My husband and I have five children;  most of my parents’ friends know that.  And when one has “a bunch” of children, it is frequently asked of me, “Are you going to have any more?”  As a response to that question, one of the several times it was posed to me there in the hospital by a visitor, I responded by saying that only a few months ago, my mother had said to me, unprompted, “I know you and Martin aren’t likely to have any more children.  And I think that for most families, six children would be problematic.  But I want you to know that I think it would be fine if you have more children.  If any family should have more children, it should be yours.”

After I related that story, my mom, with eyes closed — I had thought she was asleep! —  piped up weakly, “It’s because you’re such a good mother.”

I cried.

……..

Back to the conversation following the text from my husband, I continued, saying, “I’m really glad you are… amenable to the idea of having more children, but I’m not pregnant.  I would know.”

He responded, “I was just going to the bathroom…”

Let me interject here to say that my husband’s work-bathroom-break-prayer-times have always been inspirational to me.  How often have I, as a stay-at-home, homeschooling mother of five, thought — or said, “I just don’t have enough time for a ‘real’ quiet time.”  However, I have long known that Martin uses those few minutes of alone-time, purposefully to check in with God.  It doesn’t take long, really, to reconnect with Him.  Martin prays about what’s on his mind.  He listens to anything the Father might say in return, all accomplished within a few minutes in the middle of his busy day.  I now do similarly.

“…and I feel like God spoke to me,” he continued.  “If you are pregnant — and I think you are — and if it is a girl — and I think it is — we’re going to name her after your mom.  I’m not tied to the middle name, but her first name will be Jean.”

I was shocked.

“But I’m not pregnant!” I repeated.

“Go get a test,” he responded.

“What if I am?” I asked, “Are you going to have a hard time with it?”

“Nope.  God spoke to me.  I already dealt with it.  It’s all good.”

I really don’t like that saying:  “It’s all good.”  But in this instance, I did.
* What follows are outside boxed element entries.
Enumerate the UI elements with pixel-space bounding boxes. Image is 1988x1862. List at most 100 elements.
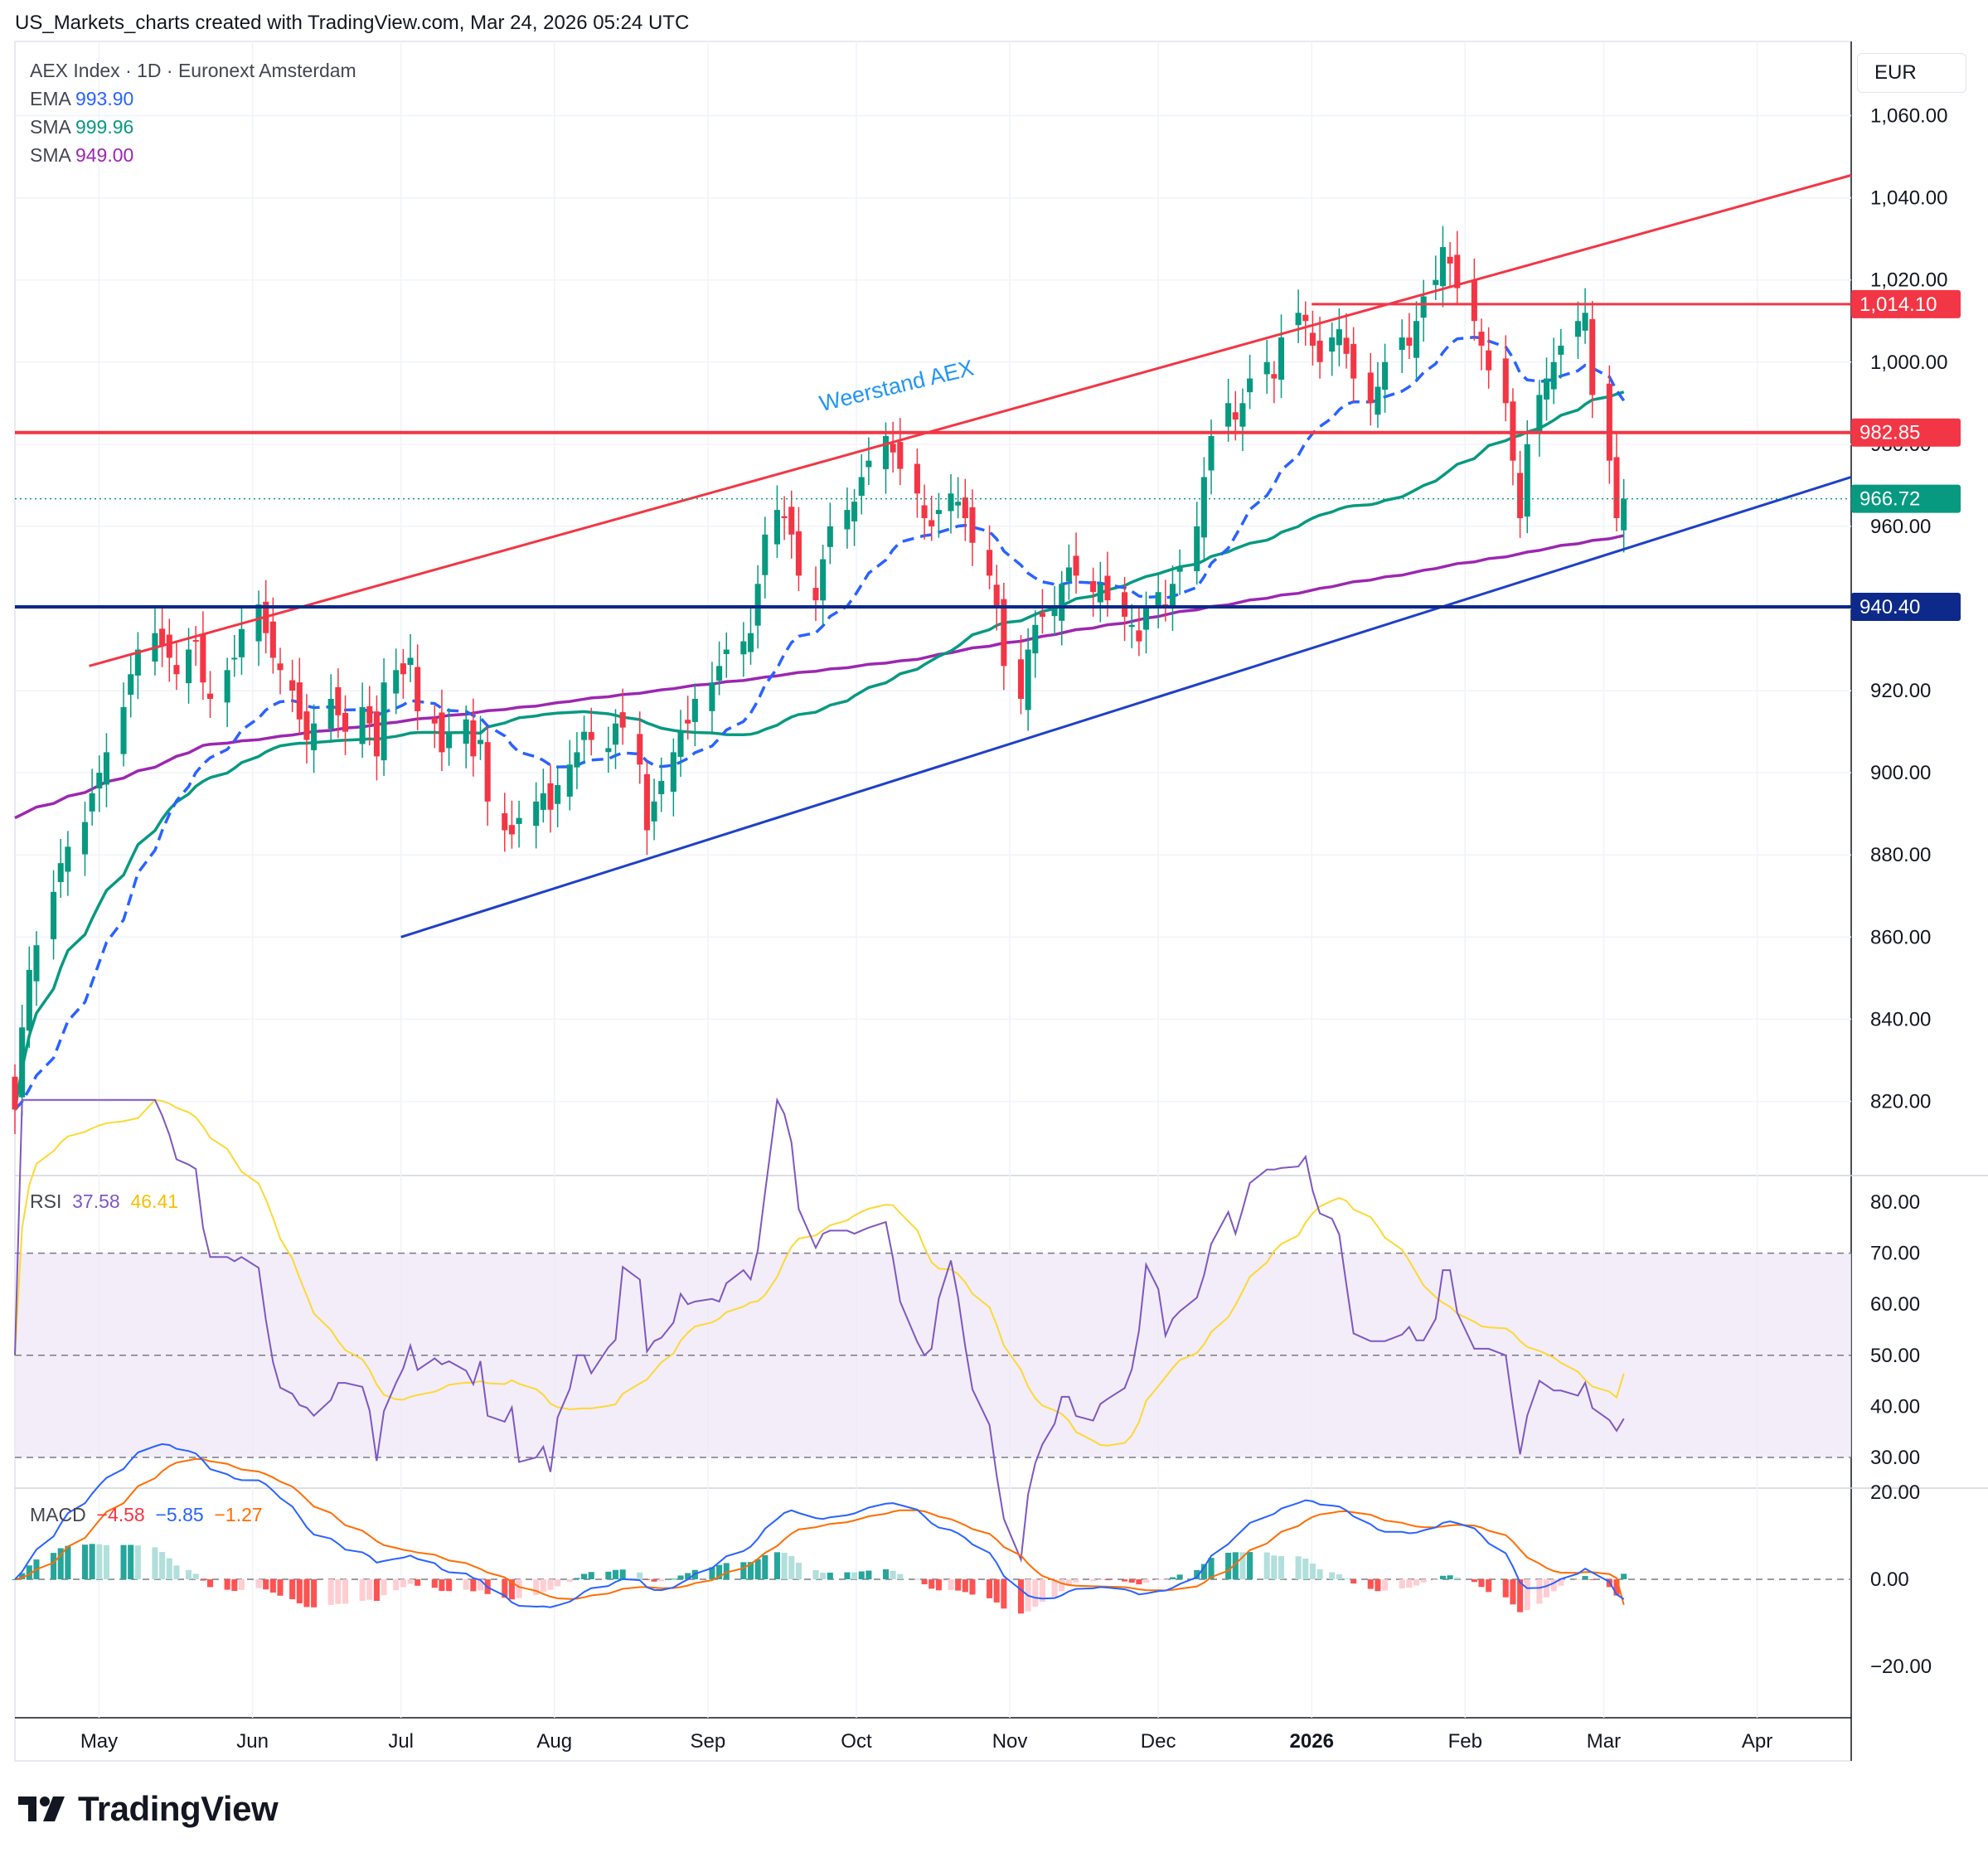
macd-histogram-bar xyxy=(134,1545,141,1579)
candle xyxy=(858,453,865,515)
macd-histogram-bar xyxy=(477,1579,484,1591)
candle xyxy=(1502,335,1509,422)
macd-histogram-bar xyxy=(186,1569,192,1579)
macd-histogram-bar xyxy=(709,1567,715,1579)
macd-histogram-bar xyxy=(1232,1552,1239,1579)
macd-histogram-bar xyxy=(1032,1579,1039,1607)
candle xyxy=(277,647,284,695)
weerstand-annotation: Weerstand AEX xyxy=(817,355,977,416)
macd-histogram-bar xyxy=(1097,1579,1103,1580)
macd-histogram-bar xyxy=(1329,1572,1336,1579)
macd-histogram-bar xyxy=(1543,1579,1550,1598)
macd-histogram-bar xyxy=(637,1572,643,1579)
candle xyxy=(987,525,993,589)
time-tick-label: Apr xyxy=(1742,1730,1772,1753)
macd-histogram-bar xyxy=(1309,1564,1316,1579)
candle xyxy=(1574,301,1581,360)
macd-histogram-bar xyxy=(1420,1579,1427,1583)
candle xyxy=(1447,241,1453,289)
candle xyxy=(781,496,788,541)
time-tick-label: May xyxy=(80,1730,118,1753)
candle xyxy=(1039,589,1045,634)
candle xyxy=(588,707,594,756)
sma200-legend: SMA 949.00 xyxy=(30,144,134,166)
candle xyxy=(1309,310,1316,366)
tradingview-logo[interactable]: TradingView xyxy=(18,1789,279,1829)
candle xyxy=(1155,572,1161,628)
sma200-line xyxy=(14,534,1625,820)
macd-tick-label: 0.00 xyxy=(1870,1569,1909,1591)
macd-histogram-bar xyxy=(1367,1579,1374,1589)
macd-histogram-bar xyxy=(1065,1579,1072,1586)
macd-histogram-bar xyxy=(866,1570,872,1579)
macd-histogram-bar xyxy=(882,1569,890,1579)
macd-histogram-bar xyxy=(1343,1578,1350,1579)
macd-histogram-bar xyxy=(289,1579,296,1600)
macd-histogram-bar xyxy=(381,1579,387,1596)
macd-histogram-bar xyxy=(446,1579,453,1592)
candle xyxy=(1194,502,1200,585)
macd-histogram-bar xyxy=(581,1573,588,1579)
candle xyxy=(173,641,180,691)
macd-tick-label: 20.00 xyxy=(1870,1481,1920,1504)
candle xyxy=(120,682,127,767)
candle xyxy=(431,706,438,749)
macd-histogram-bar xyxy=(1136,1579,1142,1585)
macd-histogram-bar xyxy=(1399,1579,1405,1589)
candle xyxy=(516,800,522,848)
macd-histogram-bar xyxy=(1142,1579,1150,1583)
candle xyxy=(463,706,469,769)
macd-histogram-bar xyxy=(1471,1579,1477,1583)
macd-histogram-bar xyxy=(407,1579,414,1584)
candle xyxy=(851,488,858,546)
candle xyxy=(128,655,134,718)
macd-histogram-bar xyxy=(26,1565,32,1579)
candle xyxy=(269,597,276,674)
macd-histogram-bar xyxy=(844,1572,851,1579)
candle xyxy=(12,1064,18,1135)
price-tick-label: 1,040.00 xyxy=(1870,187,1947,210)
macd-histogram-bar xyxy=(173,1565,180,1579)
macd-histogram-bar xyxy=(547,1579,554,1590)
macd-histogram-bar xyxy=(516,1579,522,1598)
candle xyxy=(1606,365,1612,484)
macd-histogram-bar xyxy=(812,1569,819,1579)
macd-histogram-bar xyxy=(858,1571,865,1579)
macd-histogram-bar xyxy=(415,1579,421,1586)
candle xyxy=(723,632,730,678)
candle xyxy=(1073,532,1079,594)
macd-histogram-bar xyxy=(1524,1579,1530,1611)
macd-histogram-bar xyxy=(1001,1579,1007,1609)
macd-histogram-bar xyxy=(1382,1579,1389,1591)
candle xyxy=(1278,314,1285,399)
candle xyxy=(866,437,872,486)
candle xyxy=(566,739,573,811)
macd-histogram-bar xyxy=(1433,1579,1439,1580)
macd-histogram-bar xyxy=(1316,1569,1323,1579)
macd-histogram-bar xyxy=(231,1579,238,1592)
time-tick-label: Feb xyxy=(1448,1730,1482,1753)
rsi-ma-line xyxy=(14,1098,1625,1447)
candle xyxy=(1406,313,1413,360)
candle xyxy=(1343,313,1350,369)
candle xyxy=(33,931,40,1006)
macd-histogram-bar xyxy=(1194,1569,1200,1579)
macd-histogram-bar xyxy=(955,1579,962,1591)
candle xyxy=(446,708,453,766)
macd-histogram-bar xyxy=(51,1553,57,1579)
candle xyxy=(508,800,515,849)
candle xyxy=(1517,450,1524,538)
macd-histogram-bar xyxy=(1613,1579,1620,1596)
macd-histogram-bar xyxy=(12,1579,18,1580)
price-label-bg xyxy=(1851,484,1961,513)
candle xyxy=(929,495,935,541)
candle xyxy=(1399,319,1405,374)
currency-selector[interactable]: EUR xyxy=(1857,53,1966,93)
macd-histogram-bar xyxy=(1247,1552,1253,1579)
candle xyxy=(540,769,546,823)
macd-histogram-bar xyxy=(555,1579,561,1587)
candle xyxy=(1032,610,1039,678)
macd-histogram-bar xyxy=(533,1579,540,1596)
candle xyxy=(1550,337,1557,405)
I also have to interject a positive note for serving a God who SPEAKS, a God who speaks TODAY to the people He loves, if their ears are tuned to His voice, not only through His Word — the Bible — but directly from His Spirit into our spirit, into our thoughts, into our lives, RIGHT NOW, words of significance to where we are in our daily lives, in our minute-by-minute concerns, in our current needs.  What if we didn’t?  What if my husband didn’t?  What if I got pregnant and he was upset?  That had been my lone concern about becoming pregnant:  I’d be thrilled, my husband would be distressed and worried, and I’d have to spend nine months reassuring him that it would be OK, and knowing that we weren’t in unity…  I didn’t know if I could handle that.  But, in a few minutes, within the space of a bathroom break, God spoke to my husband and changed his mind entirely on the subject.

“Go get a test,” he repeated.

I did.

And I am.

Baby Jean will be born likely the end of June, next year, just after my 40th.